Prep time: 15 min
Cook time: 15 min
- 2 large baking potatoes
- 2 tablespoons butter, melted
- 2 teaspoons minced fresh rosemary or 1/2 teaspoon dried rosemary, crushed
- 1/2 teaspoon salt
- 1/2 teaspoon pepper
- 1 cup (4 ounces) shredded cheddar cheese
- 3 bacon strips, cooked and crumbled
- 2 green onions, chopped
- Sour cream
How to make it:
Time: 30 minutes
- Cut each potato lengthwise into four wedges. Cut away the white portion, leaving 1/4 inch on the potato skins. Place skins on a microwave-safe plate. Microwave, uncovered, on high for 8-10 minutes or until tender. Combine the butter, rosemary, salt and pepper; brush over both sides of potato skins.

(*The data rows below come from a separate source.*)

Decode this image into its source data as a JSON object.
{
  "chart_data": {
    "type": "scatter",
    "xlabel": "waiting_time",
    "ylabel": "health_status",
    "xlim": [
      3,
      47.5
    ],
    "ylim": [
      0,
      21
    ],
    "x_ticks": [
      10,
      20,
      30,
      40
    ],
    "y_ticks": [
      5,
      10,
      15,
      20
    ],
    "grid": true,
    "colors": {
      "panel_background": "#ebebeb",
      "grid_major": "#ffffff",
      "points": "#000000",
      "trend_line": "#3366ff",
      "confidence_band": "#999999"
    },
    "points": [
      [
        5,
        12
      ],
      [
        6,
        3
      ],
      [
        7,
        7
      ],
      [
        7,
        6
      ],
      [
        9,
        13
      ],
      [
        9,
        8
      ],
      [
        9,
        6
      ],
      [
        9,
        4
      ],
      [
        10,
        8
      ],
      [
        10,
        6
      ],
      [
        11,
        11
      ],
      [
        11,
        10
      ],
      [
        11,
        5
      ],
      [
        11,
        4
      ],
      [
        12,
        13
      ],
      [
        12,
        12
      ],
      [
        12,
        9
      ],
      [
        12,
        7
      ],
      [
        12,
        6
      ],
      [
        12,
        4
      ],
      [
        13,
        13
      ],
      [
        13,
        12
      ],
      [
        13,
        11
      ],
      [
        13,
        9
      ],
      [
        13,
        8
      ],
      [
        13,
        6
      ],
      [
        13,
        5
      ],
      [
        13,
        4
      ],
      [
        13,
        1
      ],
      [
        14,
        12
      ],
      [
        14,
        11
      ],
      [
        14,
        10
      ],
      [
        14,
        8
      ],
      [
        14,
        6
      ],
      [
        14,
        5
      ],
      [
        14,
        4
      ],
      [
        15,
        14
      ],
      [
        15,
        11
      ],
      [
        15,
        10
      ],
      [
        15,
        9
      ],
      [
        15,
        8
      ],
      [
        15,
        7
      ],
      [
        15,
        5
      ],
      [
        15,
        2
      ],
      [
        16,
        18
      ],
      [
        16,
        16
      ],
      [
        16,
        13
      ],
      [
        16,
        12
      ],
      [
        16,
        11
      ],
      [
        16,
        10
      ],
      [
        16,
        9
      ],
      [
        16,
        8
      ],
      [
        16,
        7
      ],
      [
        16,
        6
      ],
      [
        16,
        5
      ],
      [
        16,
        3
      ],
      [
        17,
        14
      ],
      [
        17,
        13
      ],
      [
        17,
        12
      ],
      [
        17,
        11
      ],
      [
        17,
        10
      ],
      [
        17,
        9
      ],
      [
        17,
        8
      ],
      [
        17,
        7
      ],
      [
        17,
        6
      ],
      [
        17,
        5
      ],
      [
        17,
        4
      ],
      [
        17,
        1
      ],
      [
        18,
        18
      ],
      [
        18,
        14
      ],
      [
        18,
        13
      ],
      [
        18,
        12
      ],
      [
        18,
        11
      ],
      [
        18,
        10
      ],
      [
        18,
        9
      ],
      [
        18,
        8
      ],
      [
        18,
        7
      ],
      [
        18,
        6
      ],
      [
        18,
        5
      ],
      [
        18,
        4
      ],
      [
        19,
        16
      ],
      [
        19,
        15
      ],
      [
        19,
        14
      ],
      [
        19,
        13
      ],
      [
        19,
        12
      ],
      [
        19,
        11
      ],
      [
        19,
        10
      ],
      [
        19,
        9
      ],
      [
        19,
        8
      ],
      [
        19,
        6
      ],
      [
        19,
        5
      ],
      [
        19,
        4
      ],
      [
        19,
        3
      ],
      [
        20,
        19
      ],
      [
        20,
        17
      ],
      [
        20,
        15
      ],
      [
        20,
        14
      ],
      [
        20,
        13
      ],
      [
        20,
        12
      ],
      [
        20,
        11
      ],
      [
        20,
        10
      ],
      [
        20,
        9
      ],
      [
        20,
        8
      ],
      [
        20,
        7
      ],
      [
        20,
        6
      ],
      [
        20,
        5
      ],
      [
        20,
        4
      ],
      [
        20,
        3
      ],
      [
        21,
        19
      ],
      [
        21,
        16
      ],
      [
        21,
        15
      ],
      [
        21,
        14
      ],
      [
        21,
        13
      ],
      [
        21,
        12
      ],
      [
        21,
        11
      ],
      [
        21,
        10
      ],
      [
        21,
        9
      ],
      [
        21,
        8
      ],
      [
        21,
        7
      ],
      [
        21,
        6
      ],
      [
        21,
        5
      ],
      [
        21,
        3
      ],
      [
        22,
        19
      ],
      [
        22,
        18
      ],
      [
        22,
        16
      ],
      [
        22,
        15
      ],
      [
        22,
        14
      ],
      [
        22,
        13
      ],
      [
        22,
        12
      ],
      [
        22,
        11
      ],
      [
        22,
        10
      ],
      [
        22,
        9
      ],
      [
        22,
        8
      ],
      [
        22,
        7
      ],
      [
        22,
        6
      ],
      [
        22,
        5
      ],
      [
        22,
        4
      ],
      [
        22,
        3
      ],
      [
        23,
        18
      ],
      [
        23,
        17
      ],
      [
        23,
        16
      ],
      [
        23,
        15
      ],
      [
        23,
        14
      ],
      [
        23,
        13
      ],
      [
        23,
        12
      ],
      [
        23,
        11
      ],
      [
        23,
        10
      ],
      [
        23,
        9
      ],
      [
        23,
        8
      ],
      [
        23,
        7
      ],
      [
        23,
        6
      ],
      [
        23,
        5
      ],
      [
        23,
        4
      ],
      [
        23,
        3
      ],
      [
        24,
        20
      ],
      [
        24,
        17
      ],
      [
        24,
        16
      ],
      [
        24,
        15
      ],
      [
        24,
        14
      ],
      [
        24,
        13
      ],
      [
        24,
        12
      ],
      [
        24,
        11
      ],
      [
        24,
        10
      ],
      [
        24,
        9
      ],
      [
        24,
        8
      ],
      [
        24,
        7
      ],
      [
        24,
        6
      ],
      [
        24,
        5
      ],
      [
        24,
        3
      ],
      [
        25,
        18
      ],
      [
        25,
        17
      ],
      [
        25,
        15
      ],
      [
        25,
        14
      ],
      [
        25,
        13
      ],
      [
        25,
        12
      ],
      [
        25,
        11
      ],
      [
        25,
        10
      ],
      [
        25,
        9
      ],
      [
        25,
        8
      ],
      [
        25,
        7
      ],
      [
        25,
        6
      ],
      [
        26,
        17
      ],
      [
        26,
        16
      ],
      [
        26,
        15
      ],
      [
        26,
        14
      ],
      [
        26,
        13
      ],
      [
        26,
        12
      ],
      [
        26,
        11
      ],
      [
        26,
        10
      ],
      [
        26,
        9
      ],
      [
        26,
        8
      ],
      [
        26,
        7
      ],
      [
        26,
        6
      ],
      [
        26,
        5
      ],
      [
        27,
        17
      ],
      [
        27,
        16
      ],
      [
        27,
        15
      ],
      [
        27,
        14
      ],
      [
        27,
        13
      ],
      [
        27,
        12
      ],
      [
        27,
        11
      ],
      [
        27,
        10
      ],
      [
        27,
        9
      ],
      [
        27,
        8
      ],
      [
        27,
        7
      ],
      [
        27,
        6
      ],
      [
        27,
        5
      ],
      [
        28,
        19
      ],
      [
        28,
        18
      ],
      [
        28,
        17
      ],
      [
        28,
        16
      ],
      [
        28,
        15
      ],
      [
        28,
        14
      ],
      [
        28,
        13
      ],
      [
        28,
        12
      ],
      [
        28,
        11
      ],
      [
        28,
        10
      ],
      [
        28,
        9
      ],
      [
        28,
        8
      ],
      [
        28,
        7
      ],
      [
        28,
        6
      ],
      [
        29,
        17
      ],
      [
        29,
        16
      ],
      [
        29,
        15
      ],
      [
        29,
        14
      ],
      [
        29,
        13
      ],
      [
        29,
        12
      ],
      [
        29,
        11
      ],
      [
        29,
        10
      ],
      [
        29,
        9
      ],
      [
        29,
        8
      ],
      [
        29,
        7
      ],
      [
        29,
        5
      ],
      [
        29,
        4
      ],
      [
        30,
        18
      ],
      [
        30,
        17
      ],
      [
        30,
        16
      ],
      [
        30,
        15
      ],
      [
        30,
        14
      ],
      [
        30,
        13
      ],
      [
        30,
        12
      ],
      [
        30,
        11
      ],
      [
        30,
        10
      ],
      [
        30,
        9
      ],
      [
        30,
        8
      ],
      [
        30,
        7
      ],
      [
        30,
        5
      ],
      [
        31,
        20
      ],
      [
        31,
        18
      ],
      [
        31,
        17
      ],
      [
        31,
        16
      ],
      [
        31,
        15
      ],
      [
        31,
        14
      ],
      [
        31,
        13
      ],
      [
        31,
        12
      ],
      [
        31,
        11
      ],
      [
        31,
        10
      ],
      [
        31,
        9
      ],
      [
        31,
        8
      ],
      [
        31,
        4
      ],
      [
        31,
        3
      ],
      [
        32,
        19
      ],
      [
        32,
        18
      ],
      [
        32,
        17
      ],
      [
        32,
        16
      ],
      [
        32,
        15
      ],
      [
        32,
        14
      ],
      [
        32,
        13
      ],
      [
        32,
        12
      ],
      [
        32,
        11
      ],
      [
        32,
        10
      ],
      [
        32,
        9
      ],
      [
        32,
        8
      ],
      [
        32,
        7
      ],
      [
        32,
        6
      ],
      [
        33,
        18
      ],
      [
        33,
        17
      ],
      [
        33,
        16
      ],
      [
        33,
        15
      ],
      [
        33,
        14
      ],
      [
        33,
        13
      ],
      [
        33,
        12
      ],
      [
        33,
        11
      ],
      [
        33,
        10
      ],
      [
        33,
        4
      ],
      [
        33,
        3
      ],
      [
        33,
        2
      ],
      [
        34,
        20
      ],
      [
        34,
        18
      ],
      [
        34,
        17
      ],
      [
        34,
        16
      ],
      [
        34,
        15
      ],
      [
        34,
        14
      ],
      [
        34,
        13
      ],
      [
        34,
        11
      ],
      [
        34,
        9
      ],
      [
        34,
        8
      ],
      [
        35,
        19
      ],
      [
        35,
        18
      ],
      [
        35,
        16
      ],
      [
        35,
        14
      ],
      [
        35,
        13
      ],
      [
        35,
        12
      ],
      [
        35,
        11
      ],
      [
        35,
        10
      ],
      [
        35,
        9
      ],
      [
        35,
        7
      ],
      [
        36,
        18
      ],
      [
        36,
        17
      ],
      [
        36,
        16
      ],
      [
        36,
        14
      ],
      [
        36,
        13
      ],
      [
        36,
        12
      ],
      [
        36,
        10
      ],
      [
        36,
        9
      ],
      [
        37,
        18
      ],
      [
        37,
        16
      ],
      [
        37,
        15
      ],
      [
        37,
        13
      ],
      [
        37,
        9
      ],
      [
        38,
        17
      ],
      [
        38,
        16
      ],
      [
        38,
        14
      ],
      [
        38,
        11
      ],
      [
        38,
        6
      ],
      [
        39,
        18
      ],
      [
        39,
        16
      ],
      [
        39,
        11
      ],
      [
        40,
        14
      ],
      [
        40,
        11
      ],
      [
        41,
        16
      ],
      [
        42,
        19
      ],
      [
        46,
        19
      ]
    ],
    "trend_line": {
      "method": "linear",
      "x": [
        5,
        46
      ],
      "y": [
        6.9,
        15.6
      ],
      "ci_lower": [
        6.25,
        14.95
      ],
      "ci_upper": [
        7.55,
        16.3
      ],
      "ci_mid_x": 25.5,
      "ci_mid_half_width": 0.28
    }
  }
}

- Grill potatoes, skin side up, uncovered, over direct medium heat for 2-3 minutes or until lightly browned. Turn potatoes and position over indirect heat; grill 2 minutes longer. Top with cheese. Cover and grill 2-3 minutes longer or until cheese is melted. Sprinkle with bacon and onions. Serve with sour cream.
Editor’s Note: This recipe was tested in a 1,100-watt microwave.